アイアムアヒーロー

ゾンビ

映画レビュー「アイアムアヒーロー」(2015年)

アイアムアヒーロー

上映日:2016年04月23日 / 製作国:日本

ココがおすすめ

大人気ゾンビコミックのまさかの実写化!日本映画でもここまでクオリティの高いゾンビ映画がつくれるんだ!と最高に興奮します!一体一体のゾキュン(劇中のゾンビの呼び名)にしっかり個性があり、特殊メイキングの作り込みがやばいです!!!!!

控えめに言っても最高の実写化です

当時、原作のコミックにドはまりして、一気に発売されている全巻をお買い上げした本作。
その実写化となれば見ないわけにはいきません。

ストーリーは、謎の感染によって「ゾキュン」と呼ばれるゾンビが街中に溢れていくサバイバルという側面と、一人の冴えない男がサバイバルを通して成長していく側面をもっています。

ゾキュンの作り込みやグロさは、そこそこのホラーファンでも納得できる完成度であり、原作よりはかなり端折られているのは仕方ないとしても、登場人物のキャラ背景や全体的なストーリーもかなりうまくまとめられています!

キャスティング、最高かよ

まずは主人公の鈴木英雄を大泉洋さんが演じています。
ビジュアル、雰囲気ともにこれ以上のキャスティングがあるでしょうか?いや、ないです!むしろ大泉洋さんがいたからこそ、かなった実写化なのではないかと思うレベルです。

比呂美役を演じる制服姿の有村架純ちゃんの可愛さ、藪役の長澤まさみちゃんの美しさとかっこよさもしっかり堪能できます♡♡

なんといってもゾキュンの完成度に感動すらした

ゾンビ映画というと、発症したあとはいずれも同じような状態になって没個性しがちなんですが、本作のゾキュンはそれぞれに個性があって発症したあとの挙動もめっちゃ楽しめます。ゾキュン化すると、生きていたときによく発していた言葉を支離滅裂に発したり、よくしていた行動をひたすら繰り返しています。

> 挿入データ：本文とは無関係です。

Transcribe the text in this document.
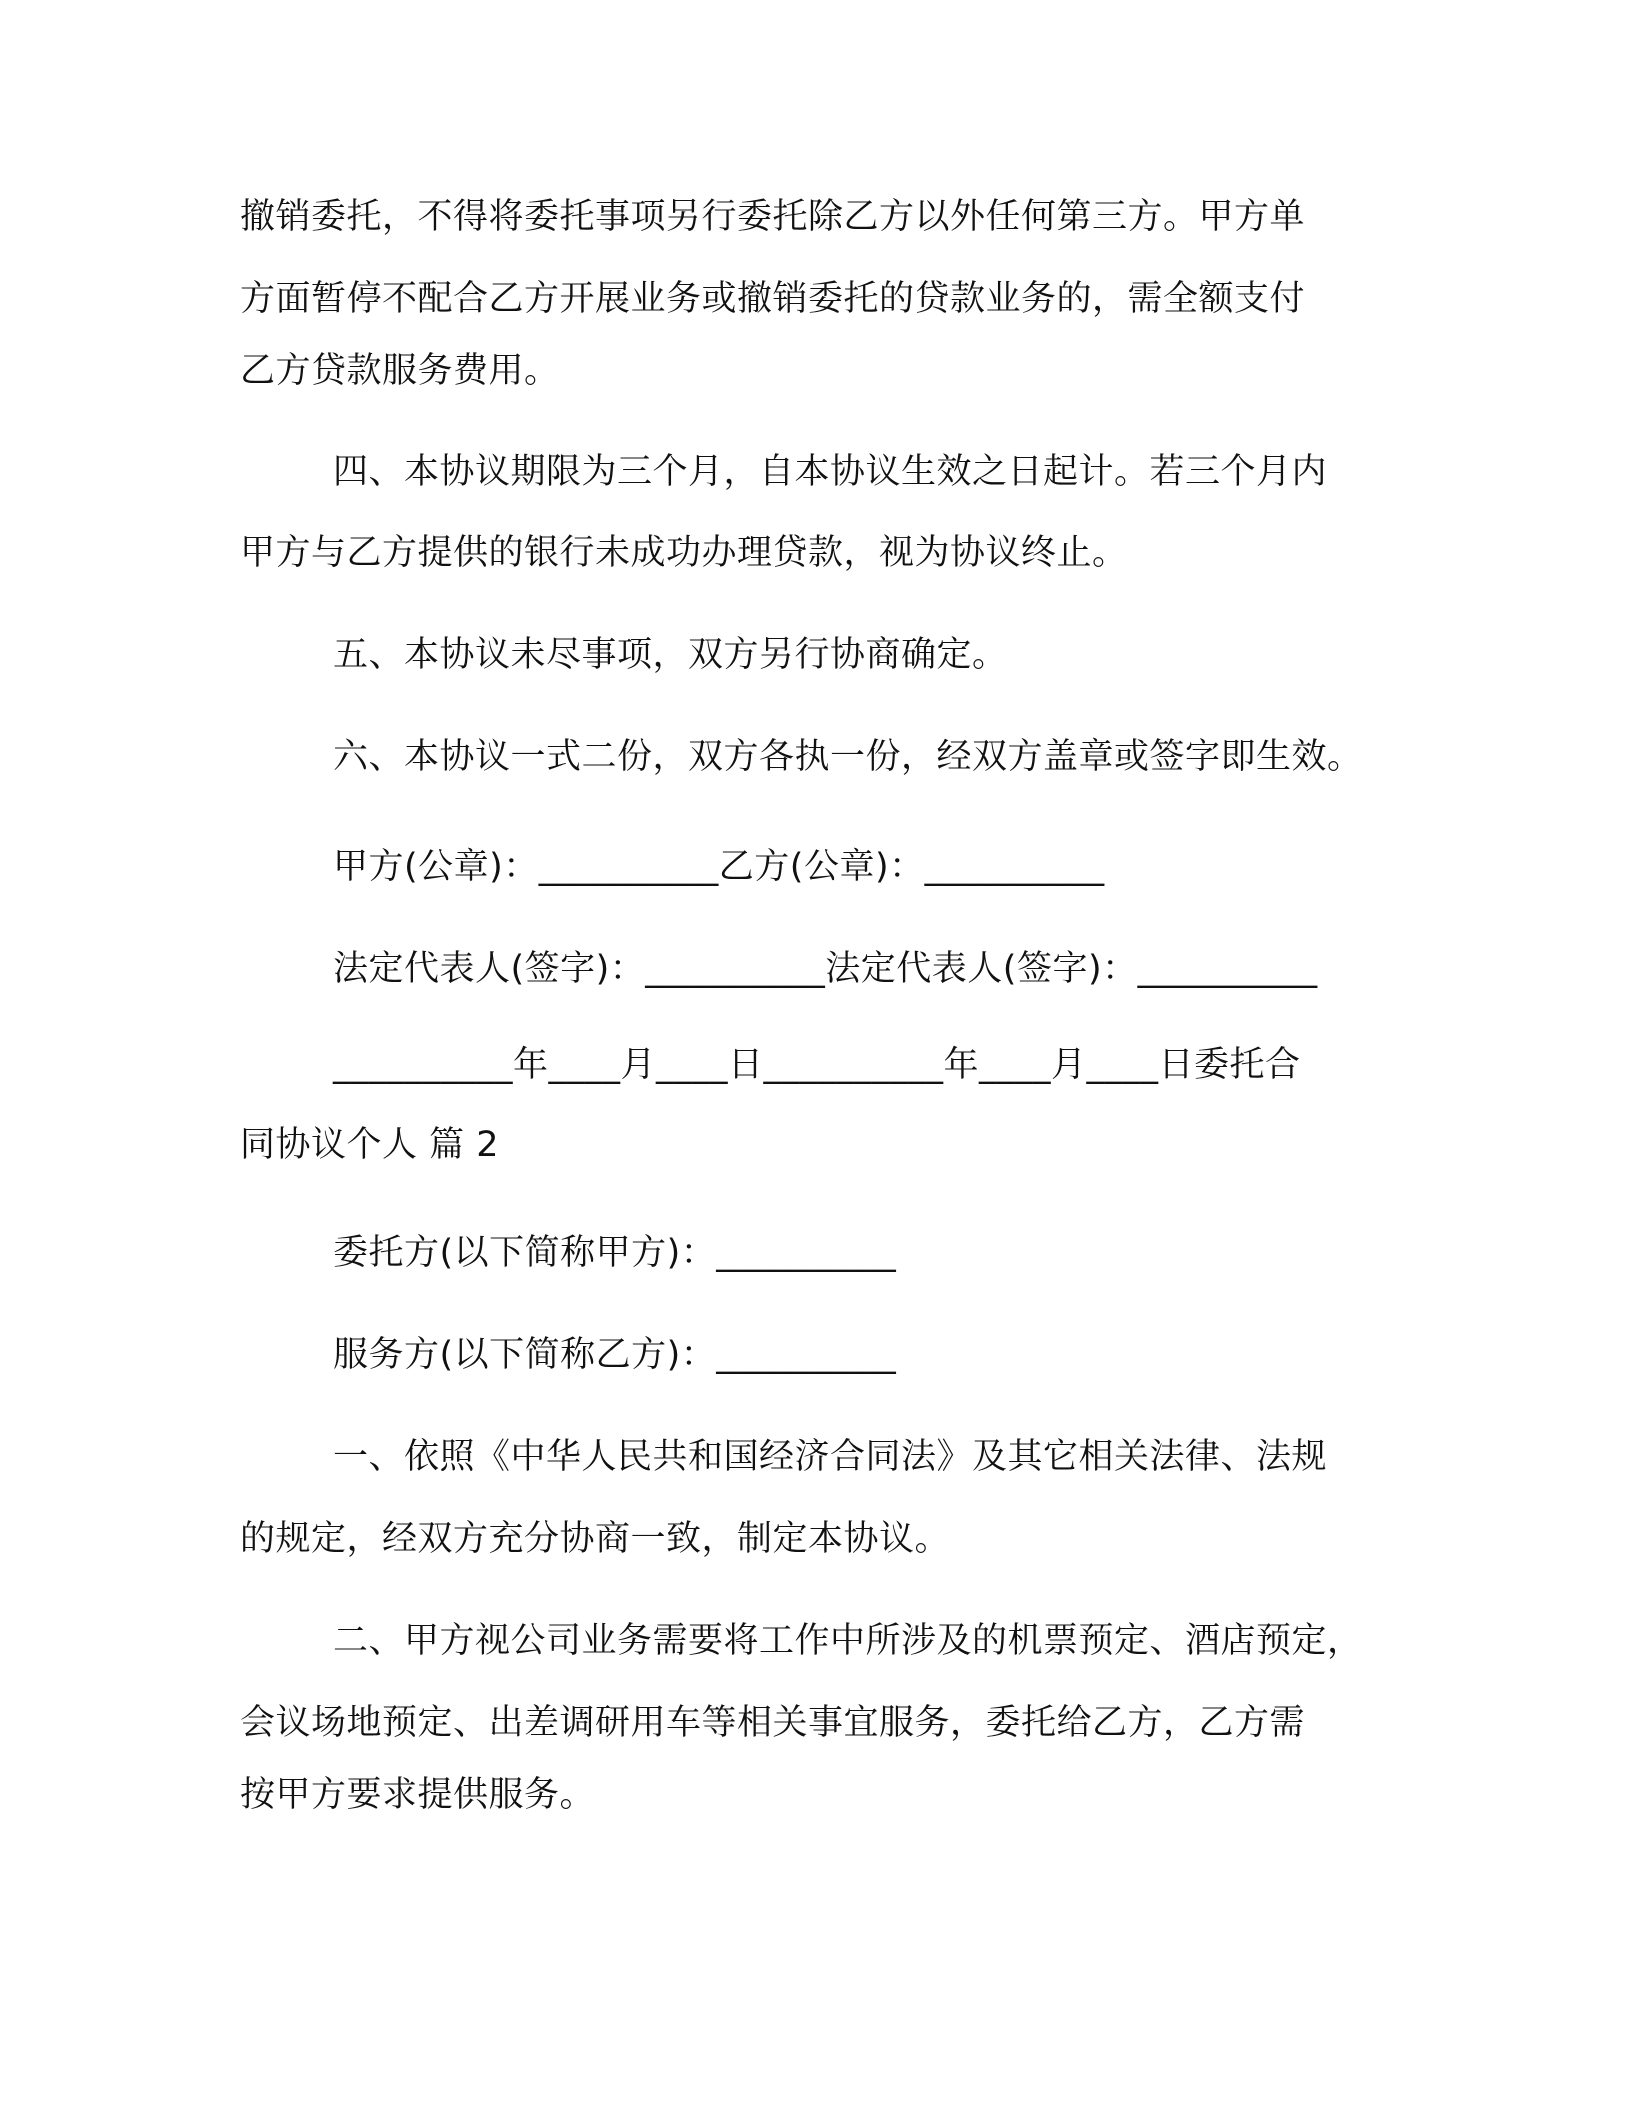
撤销委托，不得将委托事项另行委托除乙方以外任何第三方。甲方单
方面暂停不配合乙方开展业务或撤销委托的贷款业务的，需全额支付
乙方贷款服务费用。
四、本协议期限为三个月，自本协议生效之日起计。若三个月内
甲方与乙方提供的银行未成功办理贷款，视为协议终止。
五、本协议未尽事项，双方另行协商确定。
六、本协议一式二份，双方各执一份，经双方盖章或签字即生效。
甲方(公章)：__________乙方(公章)：__________
法定代表人(签字)：__________法定代表人(签字)：__________
__________年____月____日__________年____月____日委托合
同协议个人 篇 2
委托方(以下简称甲方)：__________
服务方(以下简称乙方)：__________
一、依照《中华人民共和国经济合同法》及其它相关法律、法规
的规定，经双方充分协商一致，制定本协议。
二、甲方视公司业务需要将工作中所涉及的机票预定、酒店预定，
会议场地预定、出差调研用车等相关事宜服务，委托给乙方，乙方需
按甲方要求提供服务。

原作コミックでも、損壊している体の様子や動きには個性があって面白かったですが、本作でも体や傷の細部までしっかり作り込まれていて見ごたえはじゅうぶん。よくここまで再現できたよな妥協せずにやりきってくれたよな、と製作スタッフさんたちの執念すら感じるレベル。

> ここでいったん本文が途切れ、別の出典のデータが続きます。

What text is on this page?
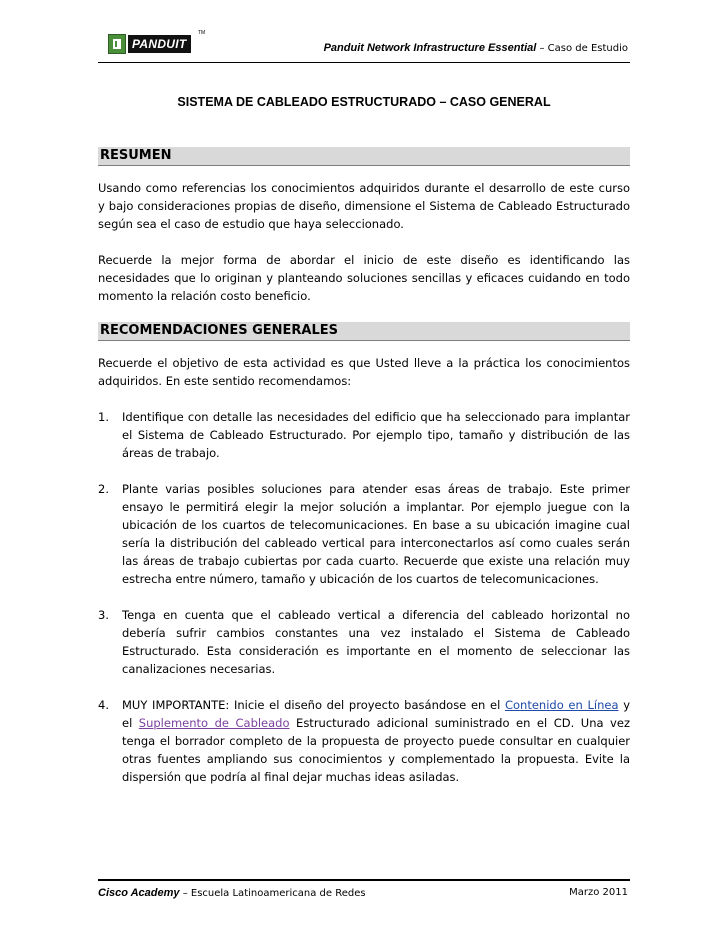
PANDUIT
TM
Panduit Network Infrastructure Essential – Caso de Estudio
SISTEMA DE CABLEADO ESTRUCTURADO – CASO GENERAL
RESUMEN

Usando como referencias los conocimientos adquiridos durante el desarrollo de este curso y bajo consideraciones propias de diseño, dimensione el Sistema de Cableado Estructurado según sea el caso de estudio que haya seleccionado.

Recuerde la mejor forma de abordar el inicio de este diseño es identificando las necesidades que lo originan y planteando soluciones sencillas y eficaces cuidando en todo momento la relación costo beneficio.

RECOMENDACIONES GENERALES

Recuerde el objetivo de esta actividad es que Usted lleve a la práctica los conocimientos adquiridos. En este sentido recomendamos:

1. Identifique con detalle las necesidades del edificio que ha seleccionado para implantar el Sistema de Cableado Estructurado. Por ejemplo tipo, tamaño y distribución de las áreas de trabajo.
2. Plante varias posibles soluciones para atender esas áreas de trabajo. Este primer ensayo le permitirá elegir la mejor solución a implantar. Por ejemplo juegue con la ubicación de los cuartos de telecomunicaciones. En base a su ubicación imagine cual sería la distribución del cableado vertical para interconectarlos así como cuales serán las áreas de trabajo cubiertas por cada cuarto. Recuerde que existe una relación muy estrecha entre número, tamaño y ubicación de los cuartos de telecomunicaciones.
3. Tenga en cuenta que el cableado vertical a diferencia del cableado horizontal no debería sufrir cambios constantes una vez instalado el Sistema de Cableado Estructurado. Esta consideración es importante en el momento de seleccionar las canalizaciones necesarias.
4. MUY IMPORTANTE: Inicie el diseño del proyecto basándose en el Contenido en Línea y el Suplemento de Cableado Estructurado adicional suministrado en el CD. Una vez tenga el borrador completo de la propuesta de proyecto puede consultar en cualquier otras fuentes ampliando sus conocimientos y complementado la propuesta. Evite la dispersión que podría al final dejar muchas ideas asiladas.
Cisco Academy – Escuela Latinoamericana de Redes	Marzo 2011
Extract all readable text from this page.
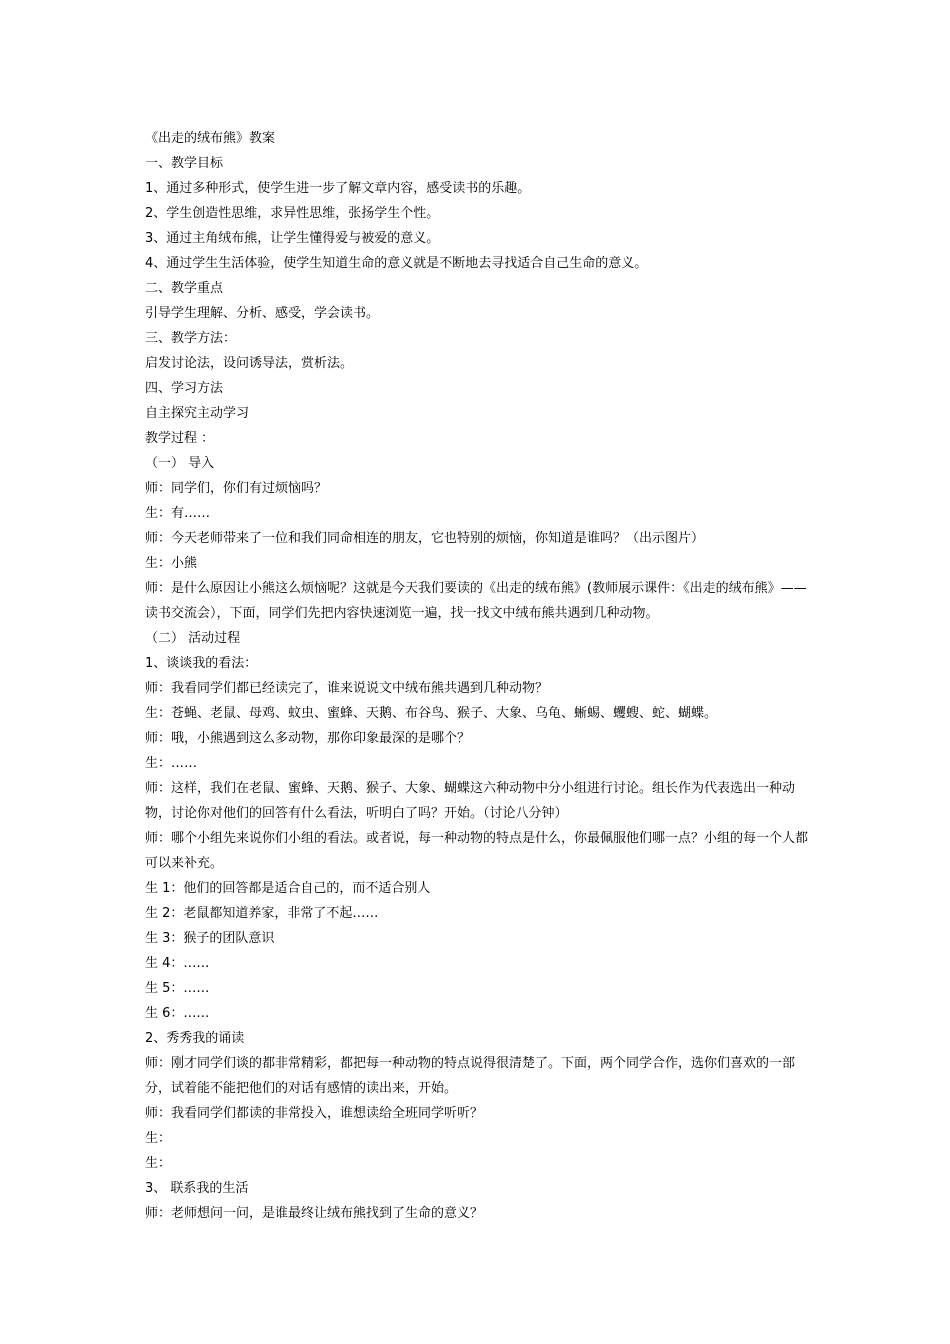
《出走的绒布熊》教案
一、教学目标
1、通过多种形式，使学生进一步了解文章内容，感受读书的乐趣。
2、学生创造性思维，求异性思维，张扬学生个性。
3、通过主角绒布熊，让学生懂得爱与被爱的意义。
4、通过学生生活体验，使学生知道生命的意义就是不断地去寻找适合自己生命的意义。
二、教学重点
引导学生理解、分析、感受，学会读书。
三、教学方法：
启发讨论法，设问诱导法，赏析法。
四、学习方法
自主探究主动学习
教学过程 ：
（一） 导入
师：同学们，你们有过烦恼吗？
生：有……
师：今天老师带来了一位和我们同命相连的朋友，它也特别的烦恼，你知道是谁吗？（出示图片）
生：小熊
师：是什么原因让小熊这么烦恼呢？这就是今天我们要读的《出走的绒布熊》(教师展示课件：《出走的绒布熊》——读书交流会），下面，同学们先把内容快速浏览一遍，找一找文中绒布熊共遇到几种动物。
（二） 活动过程
1、谈谈我的看法：
师：我看同学们都已经读完了，谁来说说文中绒布熊共遇到几种动物？
生：苍蝇、老鼠、母鸡、蚊虫、蜜蜂、天鹅、布谷鸟、猴子、大象、乌龟、蜥蜴、蠼螋、蛇、蝴蝶。
师：哦，小熊遇到这么多动物，那你印象最深的是哪个？
生：……
师：这样，我们在老鼠、蜜蜂、天鹅、猴子、大象、蝴蝶这六种动物中分小组进行讨论。组长作为代表选出一种动物，讨论你对他们的回答有什么看法，听明白了吗？开始。（讨论八分钟）
师：哪个小组先来说你们小组的看法。或者说，每一种动物的特点是什么，你最佩服他们哪一点？小组的每一个人都可以来补充。
生 1：他们的回答都是适合自己的，而不适合别人
生 2：老鼠都知道养家，非常了不起……
生 3：猴子的团队意识
生 4：……
生 5：……
生 6：……
2、秀秀我的诵读
师：刚才同学们谈的都非常精彩，都把每一种动物的特点说得很清楚了。下面，两个同学合作，选你们喜欢的一部分，试着能不能把他们的对话有感情的读出来，开始。
师：我看同学们都读的非常投入，谁想读给全班同学听听？
生：
生：
3、 联系我的生活
师：老师想问一问，是谁最终让绒布熊找到了生命的意义？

ゾンビ映画って「あ、このエキストラゾンビ手抜いてるな」とかあるんですけど一切ないです\(^o^)/

日本では撮影不可!アクションシーンはじめ撮影のほとんどは韓国

大規模なカーアクション、爆発をともなう撮影など日本では規制によって限界があるため、撮影の多くは韓国で行われたそうです。中盤から舞台となるショッピングモールも、韓国の使われていないモールだったんですね!そのため特殊メイキングやVFXなども現地のスタッフとの全面協力で進んだそうです。

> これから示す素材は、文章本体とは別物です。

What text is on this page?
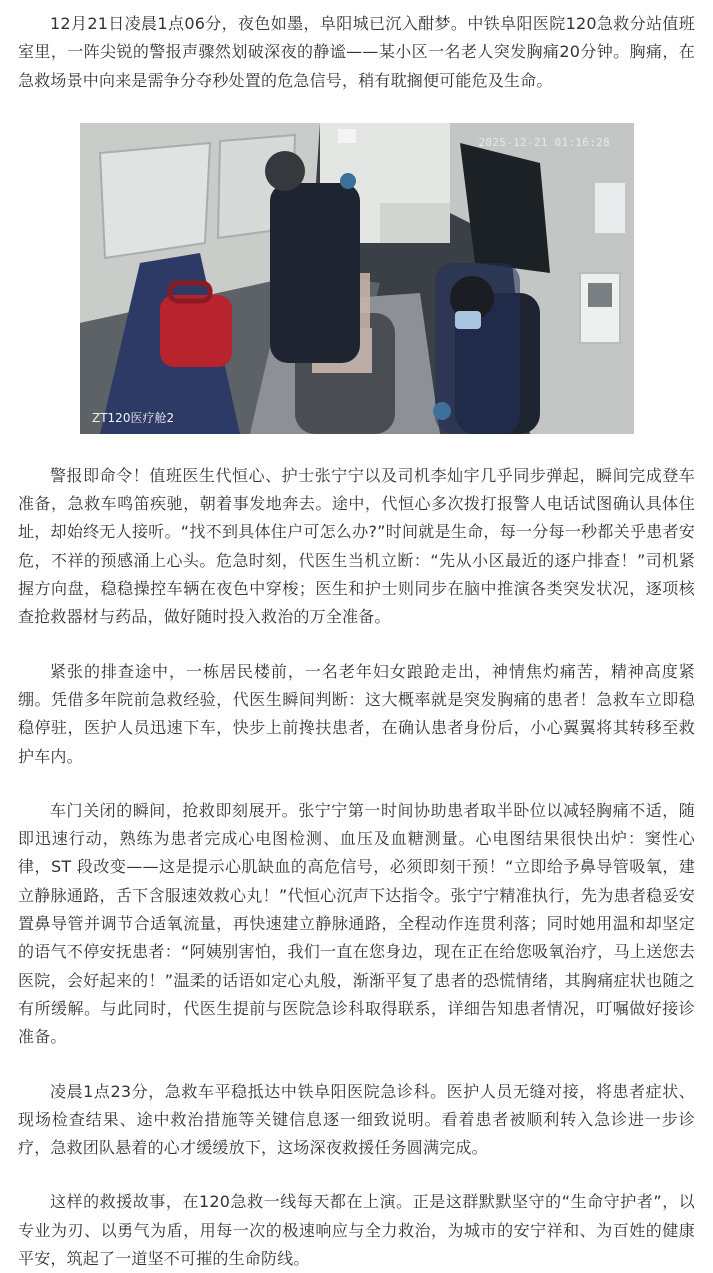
12月21日凌晨1点06分，夜色如墨，阜阳城已沉入酣梦。中铁阜阳医院120急救分站值班室里，一阵尖锐的警报声骤然划破深夜的静谧——某小区一名老人突发胸痛20分钟。胸痛，在急救场景中向来是需争分夺秒处置的危急信号，稍有耽搁便可能危及生命。

2025-12-21 01:16:28
ZT120医疗舱2

警报即命令！值班医生代恒心、护士张宁宁以及司机李灿宇几乎同步弹起，瞬间完成登车准备，急救车鸣笛疾驰，朝着事发地奔去。途中，代恒心多次拨打报警人电话试图确认具体住址，却始终无人接听。“找不到具体住户可怎么办?”时间就是生命，每一分每一秒都关乎患者安危，不祥的预感涌上心头。危急时刻，代医生当机立断：“先从小区最近的逐户排查！”司机紧握方向盘，稳稳操控车辆在夜色中穿梭；医生和护士则同步在脑中推演各类突发状况，逐项核查抢救器材与药品，做好随时投入救治的万全准备。

紧张的排查途中，一栋居民楼前，一名老年妇女踉跄走出，神情焦灼痛苦，精神高度紧绷。凭借多年院前急救经验，代医生瞬间判断：这大概率就是突发胸痛的患者！急救车立即稳稳停驻，医护人员迅速下车，快步上前搀扶患者，在确认患者身份后，小心翼翼将其转移至救护车内。

车门关闭的瞬间，抢救即刻展开。张宁宁第一时间协助患者取半卧位以减轻胸痛不适，随即迅速行动，熟练为患者完成心电图检测、血压及血糖测量。心电图结果很快出炉：窦性心律，ST 段改变——这是提示心肌缺血的高危信号，必须即刻干预！“立即给予鼻导管吸氧，建立静脉通路，舌下含服速效救心丸！”代恒心沉声下达指令。张宁宁精准执行，先为患者稳妥安置鼻导管并调节合适氧流量，再快速建立静脉通路，全程动作连贯利落；同时她用温和却坚定的语气不停安抚患者：“阿姨别害怕，我们一直在您身边，现在正在给您吸氧治疗，马上送您去医院，会好起来的！”温柔的话语如定心丸般，渐渐平复了患者的恐慌情绪，其胸痛症状也随之有所缓解。与此同时，代医生提前与医院急诊科取得联系，详细告知患者情况，叮嘱做好接诊准备。

凌晨1点23分，急救车平稳抵达中铁阜阳医院急诊科。医护人员无缝对接，将患者症状、现场检查结果、途中救治措施等关键信息逐一细致说明。看着患者被顺利转入急诊进一步诊疗，急救团队悬着的心才缓缓放下，这场深夜救援任务圆满完成。

这样的救援故事，在120急救一线每天都在上演。正是这群默默坚守的“生命守护者”，以专业为刃、以勇气为盾，用每一次的极速响应与全力救治，为城市的安宁祥和、为百姓的健康平安，筑起了一道坚不可摧的生命防线。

特撮や特殊メイキング、韓国での撮影については以下のリンク先にて詳しく掲載されているのでぜひごらんください!

ゾンビより怖い、極限状態の人間の本性

ウォーキング・デッド(TWD)を見てた人なら嫌というほど思い知ったであろう、本当に怖いのはゾンビではなく生きている人間である、という真実…。TWDでは鬱レベルで精神的にやられます…(アオリンゴはあまりにしんどくてシーズン7から先を見れなくなってしまった一人です…)本作でも、TWDを彷彿とさせる、要塞化したショッピングモール内での生きた人間同士のバトルが展開されます…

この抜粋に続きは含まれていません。